Ruiz came after Stairs and had an at-bat that made me and Rivera crack a smile. The catcher, who had a brilliant series at the plate and behind it, took a cutter over but low, and then one right down the middle. He had no intention to swing, presumably scared to make an out. He just wanted to get on and hoped he could do so by coaxing a walk.

He took a cutter just off the outside corner for ball two and then one just inside. He stared at strike two, but his wish was granted as Rivera’s sixth pitch and sixth cutter missed inside.

Rollins wasn’t as patient, swinging at the second pitch. He hit it well, but right at right fielder Nick Swisher, who celebrated the second out with the fans beyond the fence. Rivera and the Yankees were one out away from accomplishing a feat their organization has demanded annually for many decades.

Victorino, badly bruised hand and all, stepped in and took a first-pitch strike. A ball followed, and then the Hawaiian native swung through a cutter from the Panamanian. Anyone who wasn’t standing in Yankee Stadium rose to their feet—one strike away.

A cutter barely missed inside, and the 50,000-plus let out a groan. Victorino fouled off the fifth pitch, then the sixth, seventh, and eighth. How painful, on this cold night in the Bronx, to foul off pitch after pitch with the hand, battered and bruised, taking the vibration over and over again.

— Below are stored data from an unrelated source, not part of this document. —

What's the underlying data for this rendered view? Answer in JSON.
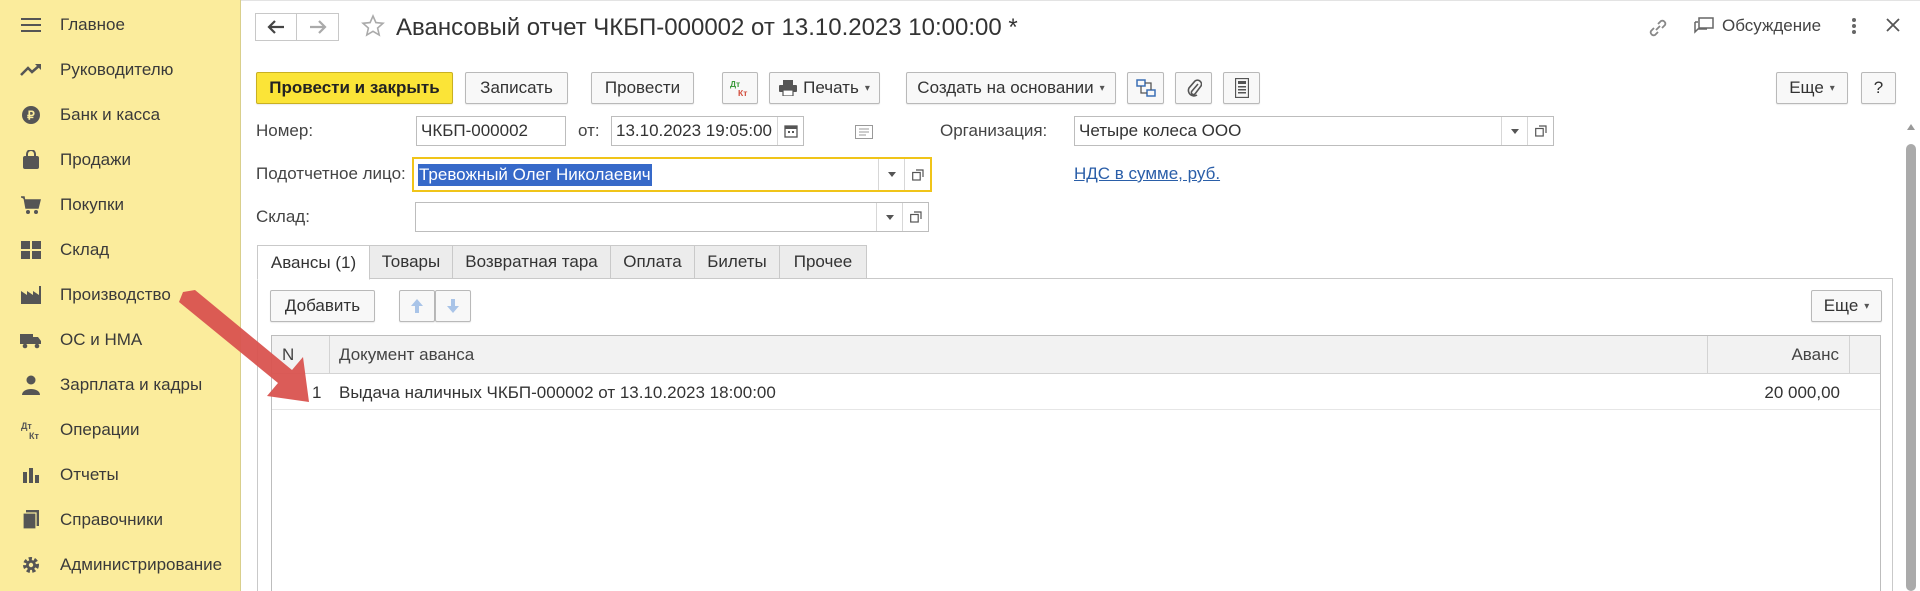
{
  "sidebar": {
    "items": [
      {
        "label": "Главное",
        "icon": "menu-icon"
      },
      {
        "label": "Руководителю",
        "icon": "trend-icon"
      },
      {
        "label": "Банк и касса",
        "icon": "coin-icon"
      },
      {
        "label": "Продажи",
        "icon": "shopping-bag-icon"
      },
      {
        "label": "Покупки",
        "icon": "cart-icon"
      },
      {
        "label": "Склад",
        "icon": "warehouse-icon"
      },
      {
        "label": "Производство",
        "icon": "factory-icon"
      },
      {
        "label": "ОС и НМА",
        "icon": "truck-icon"
      },
      {
        "label": "Зарплата и кадры",
        "icon": "person-icon"
      },
      {
        "label": "Операции",
        "icon": "dt-kt-icon"
      },
      {
        "label": "Отчеты",
        "icon": "bar-chart-icon"
      },
      {
        "label": "Справочники",
        "icon": "books-icon"
      },
      {
        "label": "Администрирование",
        "icon": "gear-icon"
      }
    ]
  },
  "header": {
    "title": "Авансовый отчет ЧКБП-000002 от 13.10.2023 10:00:00 *",
    "discussion": "Обсуждение"
  },
  "toolbar": {
    "post_close": "Провести и закрыть",
    "save": "Записать",
    "post": "Провести",
    "dtkt": "Дт Кт",
    "print": "Печать",
    "create_based": "Создать на основании",
    "more": "Еще",
    "help": "?"
  },
  "form": {
    "number_label": "Номер:",
    "number_value": "ЧКБП-000002",
    "date_label": "от:",
    "date_value": "13.10.2023 19:05:00",
    "org_label": "Организация:",
    "org_value": "Четыре колеса ООО",
    "person_label": "Подотчетное лицо:",
    "person_value": "Тревожный Олег Николаевич",
    "vat_link": "НДС в сумме, руб.",
    "warehouse_label": "Склад:",
    "warehouse_value": ""
  },
  "tabs": [
    {
      "label": "Авансы (1)",
      "active": true
    },
    {
      "label": "Товары",
      "active": false
    },
    {
      "label": "Возвратная тара",
      "active": false
    },
    {
      "label": "Оплата",
      "active": false
    },
    {
      "label": "Билеты",
      "active": false
    },
    {
      "label": "Прочее",
      "active": false
    }
  ],
  "table_toolbar": {
    "add": "Добавить",
    "more": "Еще"
  },
  "table": {
    "columns": [
      "N",
      "Документ аванса",
      "Аванс"
    ],
    "rows": [
      {
        "n": "1",
        "document": "Выдача наличных ЧКБП-000002 от 13.10.2023 18:00:00",
        "amount": "20 000,00"
      }
    ]
  },
  "colors": {
    "sidebar_bg": "#fbec9c",
    "primary_button": "#fbe437",
    "annotation_arrow": "#d9534f",
    "selection": "#3669c9"
  }
}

Victorino didn’t care about the injury. He wanted to battle to the end, try to extend the Phillies season.

The ninth offering was well inside, but Rivera’s 41st pitch found the heart of the plate. With the cutter’s late movement, Victorino didn’t get good wood on it, pounding it into the infield, right at Robinson Cano at second.

Cano fielded the grounder cleanly and threw to Teixeira. The Yankees ran into the middle of the diamond from the outfield, the bullpen, the infield, and from the dugout, to meet Teixeira, Cano, and Rivera.

New York, the players, the fans, the city, jubilantly celebrated the 27th championship in franchise history.